2) The washbacks are of course wood (how could you expect anything else?) but the interesting thing is they have no switchers to mechanically control the foaming. They are there as big tubs in a stone walled room, where the ambient temperature will rise and fall. If the fermentation gets a bit boisterous soap shavings are added to control the foaming – very Nineteenth Century. Apparently the fermentation can sometimes get so active the washbacks can shake and rock. This reminds you it is a living, organic process that inevitably leads to wear and tear. As a result some of the washbacks are now a little bit leaky and need replacing.

3) The stills are weird.  They have both a boil bulb and a S shape in their lyne arm. This increases reflux quite considerably makes a lighter, fruitier spirit. The effect of this on Ledaig is fascinating. It is made from malt from Port Ellen but this underlying lightness makes it different from any Islay malt. As always with whisky similar, or the same ingredients, similar processes, similar geographical locations produce different results. Each decision within the production process, each subtle change has  a cumulative effect that makes the whisky distinct.
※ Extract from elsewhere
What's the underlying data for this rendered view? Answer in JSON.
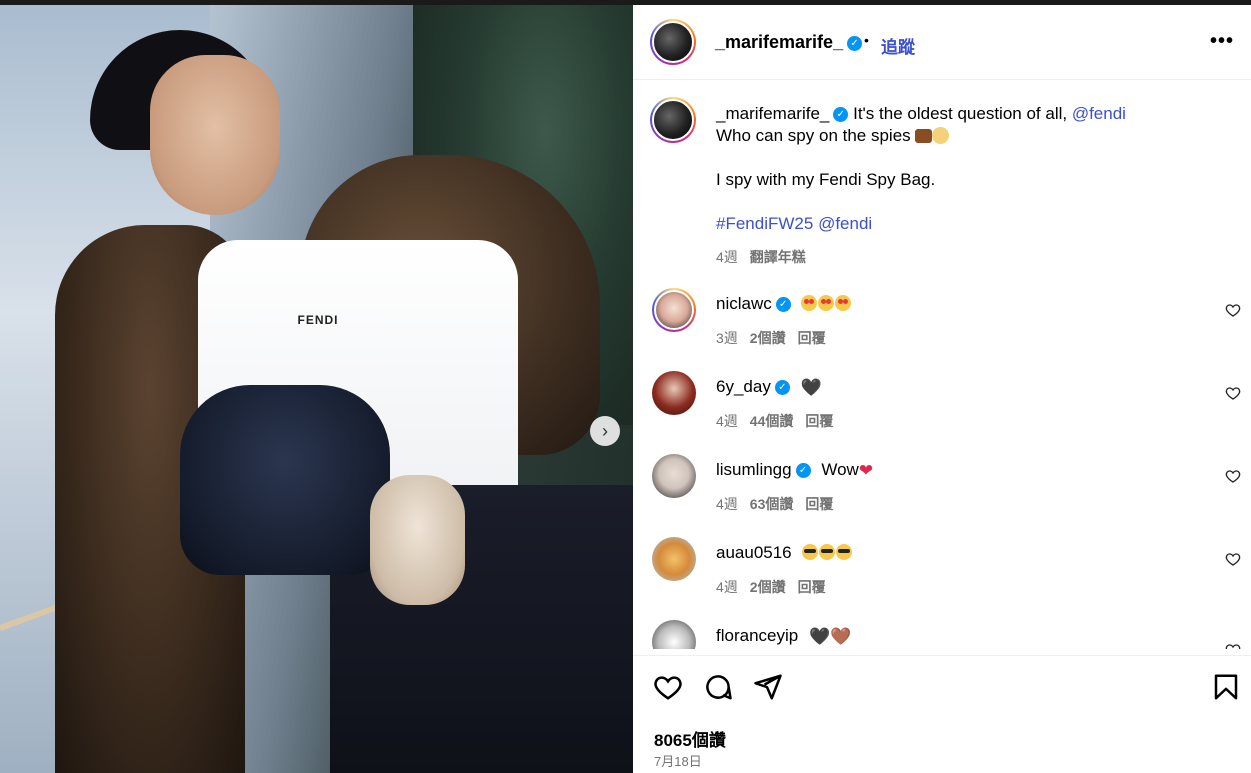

4) There is no room to mature the whisky in Tobermory so it is sent to Bunnahabhain, which is a satisfyingly similar location. In all ways it remains a maritime malt.

5) There is not a computer in sight. Some of the modern distilleries look more like a flight deck. Here one of the workforce could wake up from a 100 year sleep and still feel at home.

For Tobermory this would be apt because over the past 100 years it has probably spent more time asleep than awake. Its hand to mouth existence has meant it has been knocked about a bit over the years and suffered from under investment. It is not cheap to make whisky in a isolated spot where everything has to be brought in and so the economics have always been difficult. It was closed for 40 years from 1930, when it was bought in 1972 by Domecq but that only lasted 3 years. In 1979 it was bought by a Yorkshire property company, perhaps out love or perhaps because of a plan to convert the warehouses to flats. Whatever the reason they did not have the long term money to properly invest in distilling and so it was closed once more in 1982. Finally 25 years ago things changed and it was bought by Burn Stewart. Since when things have been on an upward curve.

When you go round you can feel how old the place is and its history of struggle but you also feel it is now in safe hands.

I am sure this is a story with a happy ending and when you go round the place you really want to believe it.